Ukrainian authorities have arrested five individuals who allegedly directed a global cybercrime scheme that used a version of the Zeus Trojan computer virus to steal US$70 million from US bank accounts, FBI officials said on Friday.
They told a news briefing that Ukrainian authorities took the five individuals into custody and conducted searches under eight warrants on Thursday as part of an international crackdown that dismantled the operation this week.
The officials said the scheme targeted small and medium-sized US businesses. It involved the use of malware, a software code that captures passwords, account -numbers and other data used to log into online banking accounts.
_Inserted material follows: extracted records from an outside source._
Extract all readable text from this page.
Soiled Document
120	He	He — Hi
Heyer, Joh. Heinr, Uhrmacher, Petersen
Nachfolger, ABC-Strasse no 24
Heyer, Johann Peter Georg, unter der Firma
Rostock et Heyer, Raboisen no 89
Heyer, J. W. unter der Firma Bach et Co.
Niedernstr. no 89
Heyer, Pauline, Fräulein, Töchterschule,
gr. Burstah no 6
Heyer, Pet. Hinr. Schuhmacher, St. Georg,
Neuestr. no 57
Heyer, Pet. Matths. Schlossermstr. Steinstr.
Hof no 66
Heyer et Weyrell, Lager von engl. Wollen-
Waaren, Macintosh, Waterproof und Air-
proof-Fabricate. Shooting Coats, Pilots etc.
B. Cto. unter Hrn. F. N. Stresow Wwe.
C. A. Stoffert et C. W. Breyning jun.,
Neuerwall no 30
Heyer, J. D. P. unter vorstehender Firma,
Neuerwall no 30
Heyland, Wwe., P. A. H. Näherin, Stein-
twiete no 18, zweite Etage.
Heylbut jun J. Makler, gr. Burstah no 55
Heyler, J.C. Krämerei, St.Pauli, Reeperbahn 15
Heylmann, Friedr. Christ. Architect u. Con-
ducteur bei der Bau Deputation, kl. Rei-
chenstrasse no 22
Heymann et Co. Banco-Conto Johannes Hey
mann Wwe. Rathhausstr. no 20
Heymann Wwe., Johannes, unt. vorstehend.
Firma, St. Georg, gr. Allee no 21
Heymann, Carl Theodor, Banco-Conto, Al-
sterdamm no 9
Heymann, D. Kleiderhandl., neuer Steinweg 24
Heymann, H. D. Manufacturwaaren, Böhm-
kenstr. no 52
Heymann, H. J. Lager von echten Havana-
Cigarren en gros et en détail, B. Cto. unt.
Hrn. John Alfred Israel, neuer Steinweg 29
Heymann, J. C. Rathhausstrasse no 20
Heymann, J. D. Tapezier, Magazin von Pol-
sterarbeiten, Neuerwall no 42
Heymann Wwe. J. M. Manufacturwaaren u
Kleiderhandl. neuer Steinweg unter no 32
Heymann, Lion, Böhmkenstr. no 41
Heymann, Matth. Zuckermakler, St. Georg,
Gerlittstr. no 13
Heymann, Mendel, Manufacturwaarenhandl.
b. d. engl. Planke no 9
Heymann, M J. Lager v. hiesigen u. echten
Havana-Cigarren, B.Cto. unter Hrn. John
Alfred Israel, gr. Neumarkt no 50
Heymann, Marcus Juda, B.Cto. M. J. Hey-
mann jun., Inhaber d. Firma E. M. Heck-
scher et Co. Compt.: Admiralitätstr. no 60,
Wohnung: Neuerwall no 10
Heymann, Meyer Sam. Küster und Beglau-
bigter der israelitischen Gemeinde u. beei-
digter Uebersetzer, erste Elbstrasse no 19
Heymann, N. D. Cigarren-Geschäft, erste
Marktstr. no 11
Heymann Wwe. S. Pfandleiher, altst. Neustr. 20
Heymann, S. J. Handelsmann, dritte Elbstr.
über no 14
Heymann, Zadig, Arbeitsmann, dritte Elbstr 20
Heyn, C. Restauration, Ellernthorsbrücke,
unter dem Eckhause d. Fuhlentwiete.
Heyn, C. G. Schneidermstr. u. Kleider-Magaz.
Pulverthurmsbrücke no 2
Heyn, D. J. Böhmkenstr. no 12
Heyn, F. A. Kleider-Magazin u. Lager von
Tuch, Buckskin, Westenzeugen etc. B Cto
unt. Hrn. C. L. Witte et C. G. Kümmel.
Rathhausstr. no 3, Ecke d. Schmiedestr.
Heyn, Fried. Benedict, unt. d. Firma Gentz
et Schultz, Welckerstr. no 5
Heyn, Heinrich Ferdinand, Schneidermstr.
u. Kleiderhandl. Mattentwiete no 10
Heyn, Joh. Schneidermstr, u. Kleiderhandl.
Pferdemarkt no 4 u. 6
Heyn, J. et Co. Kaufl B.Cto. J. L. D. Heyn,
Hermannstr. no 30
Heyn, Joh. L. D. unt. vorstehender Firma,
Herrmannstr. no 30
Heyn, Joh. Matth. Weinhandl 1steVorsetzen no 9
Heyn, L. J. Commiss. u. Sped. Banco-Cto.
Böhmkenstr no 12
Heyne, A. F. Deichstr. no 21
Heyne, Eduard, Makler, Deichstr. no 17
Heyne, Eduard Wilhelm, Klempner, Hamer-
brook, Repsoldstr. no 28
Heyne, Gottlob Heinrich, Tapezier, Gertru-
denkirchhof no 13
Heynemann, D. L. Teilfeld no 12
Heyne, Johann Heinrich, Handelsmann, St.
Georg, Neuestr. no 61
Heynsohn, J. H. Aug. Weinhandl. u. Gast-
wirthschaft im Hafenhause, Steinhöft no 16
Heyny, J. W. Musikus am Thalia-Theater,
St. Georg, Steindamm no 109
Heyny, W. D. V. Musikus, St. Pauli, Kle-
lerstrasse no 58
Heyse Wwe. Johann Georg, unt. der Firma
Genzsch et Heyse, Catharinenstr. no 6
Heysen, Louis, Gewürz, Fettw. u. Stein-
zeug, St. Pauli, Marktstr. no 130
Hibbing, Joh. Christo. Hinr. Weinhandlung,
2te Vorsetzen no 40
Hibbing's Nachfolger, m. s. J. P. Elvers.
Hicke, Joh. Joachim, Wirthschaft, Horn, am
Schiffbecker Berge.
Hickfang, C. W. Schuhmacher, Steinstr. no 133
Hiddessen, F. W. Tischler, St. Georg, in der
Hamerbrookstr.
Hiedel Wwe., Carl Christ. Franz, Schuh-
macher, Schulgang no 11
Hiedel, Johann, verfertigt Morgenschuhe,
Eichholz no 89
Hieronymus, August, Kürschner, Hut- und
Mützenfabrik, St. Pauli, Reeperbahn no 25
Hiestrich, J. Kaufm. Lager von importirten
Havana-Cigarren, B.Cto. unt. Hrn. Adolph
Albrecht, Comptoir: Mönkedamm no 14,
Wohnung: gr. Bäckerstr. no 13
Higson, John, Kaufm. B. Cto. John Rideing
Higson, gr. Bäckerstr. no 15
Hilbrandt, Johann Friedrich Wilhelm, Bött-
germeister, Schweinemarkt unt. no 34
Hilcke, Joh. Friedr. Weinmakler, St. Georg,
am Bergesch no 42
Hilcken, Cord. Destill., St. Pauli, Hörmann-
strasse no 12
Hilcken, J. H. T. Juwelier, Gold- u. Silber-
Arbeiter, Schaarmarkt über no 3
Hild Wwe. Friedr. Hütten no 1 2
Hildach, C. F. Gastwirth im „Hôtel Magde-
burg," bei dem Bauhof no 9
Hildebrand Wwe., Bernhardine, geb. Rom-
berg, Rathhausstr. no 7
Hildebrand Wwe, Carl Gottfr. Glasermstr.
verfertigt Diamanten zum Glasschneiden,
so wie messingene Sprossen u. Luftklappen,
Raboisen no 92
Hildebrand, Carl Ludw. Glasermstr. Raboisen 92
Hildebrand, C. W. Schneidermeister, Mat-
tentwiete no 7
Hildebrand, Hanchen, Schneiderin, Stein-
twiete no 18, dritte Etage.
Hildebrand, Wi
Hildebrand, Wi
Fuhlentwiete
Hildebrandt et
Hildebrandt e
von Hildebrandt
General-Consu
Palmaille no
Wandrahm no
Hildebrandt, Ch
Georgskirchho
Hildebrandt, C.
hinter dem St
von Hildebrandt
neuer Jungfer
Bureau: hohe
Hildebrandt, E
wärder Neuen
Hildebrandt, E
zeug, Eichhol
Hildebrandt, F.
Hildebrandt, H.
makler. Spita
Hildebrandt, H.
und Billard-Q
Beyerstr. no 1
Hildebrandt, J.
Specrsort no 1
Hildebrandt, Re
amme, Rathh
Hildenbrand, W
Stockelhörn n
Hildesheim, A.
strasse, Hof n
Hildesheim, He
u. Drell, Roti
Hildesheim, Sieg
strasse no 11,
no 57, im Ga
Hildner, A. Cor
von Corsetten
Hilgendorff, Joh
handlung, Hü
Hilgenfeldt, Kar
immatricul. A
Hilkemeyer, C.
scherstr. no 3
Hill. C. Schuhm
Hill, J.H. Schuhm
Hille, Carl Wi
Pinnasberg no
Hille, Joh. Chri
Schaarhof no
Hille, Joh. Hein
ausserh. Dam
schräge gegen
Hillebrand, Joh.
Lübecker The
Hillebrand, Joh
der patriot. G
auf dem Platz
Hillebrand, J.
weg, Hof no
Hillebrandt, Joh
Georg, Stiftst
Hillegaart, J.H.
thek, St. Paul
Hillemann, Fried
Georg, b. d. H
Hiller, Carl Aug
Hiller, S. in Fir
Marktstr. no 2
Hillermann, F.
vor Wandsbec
The crackdown had previously been disclosed with some arrests announced in New York on Thursday and in London on Wednesday.
The FBI officials declined to identify any of the US banks that had been victims or to say how many banks had suffered losses in the scheme.
They said the investigation began in May of last year after a complaint from a company in Omaha, Nebraska, and quickly spread to New York and New Jersey.
The US cases involved more than 300 victims. In the US, 92 people have been charged and 39 have been arrested, the officials said.
The scheme involved the use of foreigners who entered the US on student visas and who were recruited as “mules” to open bank accounts under fake names. The accounts were then used to receive and transfer the stolen funds overseas.
“During this investigation, the FBI worked closely with our overseas counterparts to identify subjects who were instrumental in the development and control of the malicious software, those who facilitated the use of malware, and those who saw a means to make quick, easy money — the mules,” said Gordon Snow, assistant director of the FBI’s Cyber Division.